Targeting RCC1 to block the human soft-tissue sarcoma by disrupting nucleo-cytoplasmic trafficking of Skp2

• Published in: Cell death & disease Vol. 15; no. 4; p. 241
• Main Authors: Zhuang, Mingzhi, Li, Fengyue, Liang, Hong, Su, Yongfu, Cheng, Lei, Lin, Bingkai, Zhou, Jun, Deng, Runzhi, Chen, Linying, Lyu, Peng, Lu, Zhonglei
• Format: Journal Article
• Language: English
• Published: England Springer Nature B.V 01.04.2024; Nature Publishing Group UK; Nature Publishing Group
• Subjects: Animals; Bioinformatics; Cell Cycle; Cell Cycle Proteins - metabolism; Cell migration; Cell proliferation; Cyclin-dependent kinase inhibitor p27; Cyclin-Dependent Kinase Inhibitor p27 - genetics; Cyclin-Dependent Kinase Inhibitor p27 - metabolism; Guanine Nucleotide Exchange Factors - genetics; Guanine Nucleotide Exchange Factors - metabolism; Humans; Malignancy; Metastases; Mice; Nuclear Proteins - metabolism; Phenotypes; Prognosis; S-Phase Kinase-Associated Proteins - genetics; S-Phase Kinase-Associated Proteins - metabolism; Sarcoma; Sarcoma - genetics; Sarcoma - pathology; Skp2 protein; Tumorigenesis; Ubiquitination; Up-Regulation
• ISSN: 2041-4889; 2041-4889
• DOI: 10.1038/s41419-024-06629-2

Soft-tissue sarcomas (STS) emerges as formidable challenges in clinics due to the complex genetic heterogeneity, high rates of local recurrence and metastasis.
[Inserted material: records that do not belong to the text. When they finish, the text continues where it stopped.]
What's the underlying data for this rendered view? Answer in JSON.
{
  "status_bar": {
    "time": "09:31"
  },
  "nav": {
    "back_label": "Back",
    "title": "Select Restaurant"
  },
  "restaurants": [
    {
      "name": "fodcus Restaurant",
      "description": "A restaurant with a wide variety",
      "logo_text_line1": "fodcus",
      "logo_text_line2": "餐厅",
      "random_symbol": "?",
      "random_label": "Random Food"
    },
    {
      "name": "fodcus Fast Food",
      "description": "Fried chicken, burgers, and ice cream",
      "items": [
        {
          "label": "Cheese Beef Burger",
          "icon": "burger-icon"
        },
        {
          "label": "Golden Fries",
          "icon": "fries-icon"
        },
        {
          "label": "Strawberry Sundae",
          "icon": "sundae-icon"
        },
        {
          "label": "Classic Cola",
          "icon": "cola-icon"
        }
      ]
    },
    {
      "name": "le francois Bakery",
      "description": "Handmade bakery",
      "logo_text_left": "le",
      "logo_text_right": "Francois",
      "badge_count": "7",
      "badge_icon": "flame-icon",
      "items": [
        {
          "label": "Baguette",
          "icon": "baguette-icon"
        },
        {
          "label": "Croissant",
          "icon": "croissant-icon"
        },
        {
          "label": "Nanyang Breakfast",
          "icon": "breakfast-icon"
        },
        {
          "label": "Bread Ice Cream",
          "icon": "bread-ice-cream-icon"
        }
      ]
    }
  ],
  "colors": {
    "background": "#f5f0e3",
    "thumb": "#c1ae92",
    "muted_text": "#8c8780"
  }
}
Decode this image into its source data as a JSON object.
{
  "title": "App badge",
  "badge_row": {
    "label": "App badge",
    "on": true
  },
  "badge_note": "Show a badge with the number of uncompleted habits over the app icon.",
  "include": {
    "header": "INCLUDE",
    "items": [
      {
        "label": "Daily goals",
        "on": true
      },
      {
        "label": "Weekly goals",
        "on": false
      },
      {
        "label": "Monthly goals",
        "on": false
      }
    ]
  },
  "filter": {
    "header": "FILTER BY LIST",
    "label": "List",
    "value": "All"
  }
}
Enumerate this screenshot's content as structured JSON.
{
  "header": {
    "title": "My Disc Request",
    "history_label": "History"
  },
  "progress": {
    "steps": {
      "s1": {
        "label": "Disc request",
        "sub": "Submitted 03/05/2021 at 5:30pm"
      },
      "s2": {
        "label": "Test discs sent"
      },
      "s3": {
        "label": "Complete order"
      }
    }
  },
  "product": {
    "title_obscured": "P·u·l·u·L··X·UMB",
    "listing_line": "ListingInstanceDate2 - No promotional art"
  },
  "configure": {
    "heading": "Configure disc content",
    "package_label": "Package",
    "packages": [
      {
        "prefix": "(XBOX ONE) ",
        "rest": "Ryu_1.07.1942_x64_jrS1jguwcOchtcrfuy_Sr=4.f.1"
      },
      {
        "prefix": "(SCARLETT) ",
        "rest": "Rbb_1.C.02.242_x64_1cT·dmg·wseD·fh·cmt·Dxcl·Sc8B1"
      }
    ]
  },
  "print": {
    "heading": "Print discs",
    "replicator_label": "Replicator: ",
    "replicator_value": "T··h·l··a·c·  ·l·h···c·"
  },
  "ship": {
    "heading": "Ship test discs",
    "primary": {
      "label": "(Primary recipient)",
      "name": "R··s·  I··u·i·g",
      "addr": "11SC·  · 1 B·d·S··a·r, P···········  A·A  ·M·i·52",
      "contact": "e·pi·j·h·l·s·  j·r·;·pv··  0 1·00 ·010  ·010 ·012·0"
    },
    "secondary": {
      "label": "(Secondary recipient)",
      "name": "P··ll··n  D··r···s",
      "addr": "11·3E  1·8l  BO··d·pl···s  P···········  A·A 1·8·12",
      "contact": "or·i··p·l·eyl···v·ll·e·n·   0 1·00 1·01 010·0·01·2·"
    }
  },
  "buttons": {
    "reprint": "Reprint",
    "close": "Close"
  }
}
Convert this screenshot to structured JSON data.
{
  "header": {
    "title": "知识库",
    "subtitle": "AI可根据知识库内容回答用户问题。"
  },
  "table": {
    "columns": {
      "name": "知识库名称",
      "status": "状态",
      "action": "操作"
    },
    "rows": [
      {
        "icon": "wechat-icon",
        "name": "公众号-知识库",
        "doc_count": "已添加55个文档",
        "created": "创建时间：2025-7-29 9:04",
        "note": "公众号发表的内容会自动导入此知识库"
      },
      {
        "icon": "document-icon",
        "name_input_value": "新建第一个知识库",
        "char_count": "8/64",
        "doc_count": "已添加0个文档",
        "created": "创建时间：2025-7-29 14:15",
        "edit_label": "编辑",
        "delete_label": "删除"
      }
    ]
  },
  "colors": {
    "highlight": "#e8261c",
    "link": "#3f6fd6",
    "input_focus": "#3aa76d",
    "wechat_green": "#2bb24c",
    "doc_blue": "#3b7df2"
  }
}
Exploring specific targets and biomarkers would benefit the prognosis and treatment of STS. Here, we identified RCC1, a guanine-nucleotide exchange factor for Ran, as an oncogene and a potential intervention target in STS. Bioinformatics analysis indicated that RCC1 is highly expressed and correlated with poor prognosis in STS. Functional studies showed that RCC1 knockdown significantly inhibited the cell cycle transition, proliferation and migration of STS cells in vitro, and the growth of STS xenografts in mice. Mechanistically, we identified Skp2 as a downstream target of RCC1 in STS. Loss of RCC1 substantially diminished Skp2 abundance by compromising its protein stability, resulting in the upregulation of p27 and G1/S transition arrest. Specifically, RCC1 might facilitate the nucleo-cytoplasmic trafficking of Skp2 via direct interaction. As a result, the cytoplasmic retention of Skp2 would further protect it from ubiquitination and degradation. Notably, recovery of Skp2 expression largely reversed the phenotypes induced by RCC1 knockdown in STS cells. Collectively, this study unveils a novel RCC1-Skp2-p27 axis in STS oncogenesis, which holds promise for improving prognosis and treatment of this formidable malignancy.